This post originated from an RSS feed registered with Agile Buzz
by Martin Fowler.
Original Post: SegmentationByFreshness
Feed Title: Martin Fowler's Bliki
Feed URL: http://martinfowler.com/feed.atom
Feed Description: A cross between a blog and wiki of my partly-formed ideas on software development
One of the biggest issues with media websites is dealing with
high amounts of traffic. Media is all about getting eyeballs, but if
you get too many hits at once, slow performance can cause problems
and damage your reputation. This problem is exacerbated by the
bursty nature of this web traffic. You can be cruising along at a
manageable rate, then get hit with a big news story which causes a
big spike. One of our clients have seen spikes of two orders of
magnitude in a matter of a couple of minutes.
The general solution in computing to speed up access to the same
information is to use caches. If you keep requesting my home page
the web server will build up a cache in memory so repeated requests
avoid touching the disk.
It's easy to keep a cache for my website, because this page, like my
entire site, is entirely static. Most media sites, however, contain a
lot of dynamic content. You might not think there's much business
logic on your average newspaper website, but once you start looking
at advertising links, related stories, special features and the
like, things get a good bit more interesting. A travel story to
France might link to articles on french food, and advertising that
knows that a web browser in Canada is interested in a holiday in
the Loire Valley. Personalization makes this even worse, my personalized
preferences should generate a personalized feature list on heavy red
wines. Such logic is complex in its own right, it makes
for a lot of computation with each request, and crucially it ruins
most caching strategies.
The way to deal with this is to divide a page up into segments
where each segment has a similar determination of freshness. The
article on Loire travel can be relatively static, changing only to
correct errors. A related article list which feeds off tags for
"France" and "Loire" will change more often, but maybe only every
few days. If we arrange this properly a request for a page with
these two items may be able to gather everything from caches.
The most common way of doing this that I've seen is to form
caches on the web server and assemble the page segments when the
page gets hit. Tools like Sitemesh are a good option for this
approach. As you write the page for 18th century loire delights, you
include call-outs for sections like related articles. When you get
the actual web request the web server takes the page and assembles
the page from the separate pieces. Much of this can be cached in the
web server, which avoids hitting the back-end domain logic and database.
An interesting possibility is to go even further and use the many
caches that exist in the web itself. Most calls for this web page
don't even reach my web server since my page gets cached many times
along the way. If you build a web page dynamically and assemble it on
the server, you have to take the hit to deliver the page. An
alternative is to assemble the page on the client and then draw each
segment from its own URL. Each segment could be cached in different
places with different caching policies.
How might this work? We might store the static article content as
XHTML at an URL like
http://gallifreyTimes/travel/18-century-loire-delights.
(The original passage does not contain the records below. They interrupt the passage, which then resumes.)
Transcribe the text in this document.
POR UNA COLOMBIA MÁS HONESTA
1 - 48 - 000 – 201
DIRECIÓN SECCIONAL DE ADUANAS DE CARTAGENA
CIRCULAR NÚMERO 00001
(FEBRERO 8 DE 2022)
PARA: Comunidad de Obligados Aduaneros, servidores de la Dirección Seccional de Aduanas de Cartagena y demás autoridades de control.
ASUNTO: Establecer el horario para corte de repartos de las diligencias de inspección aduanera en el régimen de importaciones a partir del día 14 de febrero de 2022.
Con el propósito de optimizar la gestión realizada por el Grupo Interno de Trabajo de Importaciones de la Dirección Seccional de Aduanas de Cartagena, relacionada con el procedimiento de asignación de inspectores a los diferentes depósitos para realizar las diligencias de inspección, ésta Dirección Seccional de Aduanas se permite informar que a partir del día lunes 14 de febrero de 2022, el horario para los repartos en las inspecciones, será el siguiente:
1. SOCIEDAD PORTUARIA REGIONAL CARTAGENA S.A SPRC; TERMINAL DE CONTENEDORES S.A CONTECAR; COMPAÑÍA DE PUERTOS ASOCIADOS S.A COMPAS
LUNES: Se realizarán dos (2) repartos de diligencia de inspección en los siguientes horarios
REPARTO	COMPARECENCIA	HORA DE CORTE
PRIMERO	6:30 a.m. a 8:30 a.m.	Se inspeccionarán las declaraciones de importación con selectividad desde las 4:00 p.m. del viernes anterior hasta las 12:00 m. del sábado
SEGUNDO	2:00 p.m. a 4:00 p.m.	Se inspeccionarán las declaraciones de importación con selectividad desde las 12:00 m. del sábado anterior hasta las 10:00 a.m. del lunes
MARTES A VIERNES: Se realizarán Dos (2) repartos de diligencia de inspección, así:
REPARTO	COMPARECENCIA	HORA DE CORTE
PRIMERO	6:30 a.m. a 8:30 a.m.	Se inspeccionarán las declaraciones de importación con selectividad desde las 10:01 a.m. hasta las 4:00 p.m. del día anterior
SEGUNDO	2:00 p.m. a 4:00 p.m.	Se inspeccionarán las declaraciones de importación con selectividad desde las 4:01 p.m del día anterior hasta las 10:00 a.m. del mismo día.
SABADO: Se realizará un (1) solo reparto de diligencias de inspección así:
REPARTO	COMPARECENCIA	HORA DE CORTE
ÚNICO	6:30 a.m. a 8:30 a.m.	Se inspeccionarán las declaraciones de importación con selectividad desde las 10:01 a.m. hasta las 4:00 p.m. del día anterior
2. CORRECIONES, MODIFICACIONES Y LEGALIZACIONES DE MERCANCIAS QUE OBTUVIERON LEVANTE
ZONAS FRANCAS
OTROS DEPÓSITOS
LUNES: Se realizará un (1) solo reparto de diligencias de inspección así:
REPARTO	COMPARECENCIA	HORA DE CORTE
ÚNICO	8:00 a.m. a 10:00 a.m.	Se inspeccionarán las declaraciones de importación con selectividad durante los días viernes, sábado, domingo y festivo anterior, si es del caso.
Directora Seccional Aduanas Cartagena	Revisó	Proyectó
Inside that
file we want to insert some related articles by looking up articles
tagged with "loire" and "france". In the static page we put in a
simple "a" tag.
<a class = "relatedLinks" href = "relatedLinks/france+loire">Related Links</a>
In the header for the static page we link it to some javascript
in a separate library file. When we download the Loire article the
javascript runs and scans the article for elements with the right
class: in this case an "a" element with the "relatedLinks"
class. (The behavior
library is a good way to do this.) When it finds the element it
uses the information in the element to synthesize an URL for that
segment. In this case it would use what's in the element's href
attribute to come up with an URL like
http://gallifreyTimes/relatedArticles/france+loire. Once
it's got that URL it then gets the content and uses it to
replace the original "a" element. Since the related articles list is
handled through an URL, other gets on that URL cause caches through
the Internet to warm up, so there's a good chance that retrieving
the page may never cause a hit on the original server.
This technique of using Javascript to replace a placeholder
element with more content is a form of Progressive
Enhancement. The descriptions I've found for Progressive
Enhancement focus on adding features for accessibility with limited
browsers. This example also has that benefit. If I browse the page with a
browser that has no javascript, I'll get a useful link. The general
idea behind Progressive Enhancement is that the basic page served is
useful on basic browsers, then we use techniques such as javascript
to add in more fancy features.
In the context of caching, the value is that each progressive
enhancement weaves in a lump of HTML with different freshness
rules. The original page is static, the related links change daily,
but both can be cached independently and weaved together. I can do
all sorts of additional elements, as long as I take care to keep
segment the page by the freshness rules. So I could include a
personalized weather forecast based on the user's profile to every
page by having the javascript pick up the user id from the http
session, using it to construct an URL like
http://gallifreyTimes/personalWeather/martinfowler,
retrieving the content (which would often be cached on my hard
drive) and weaving it into the page.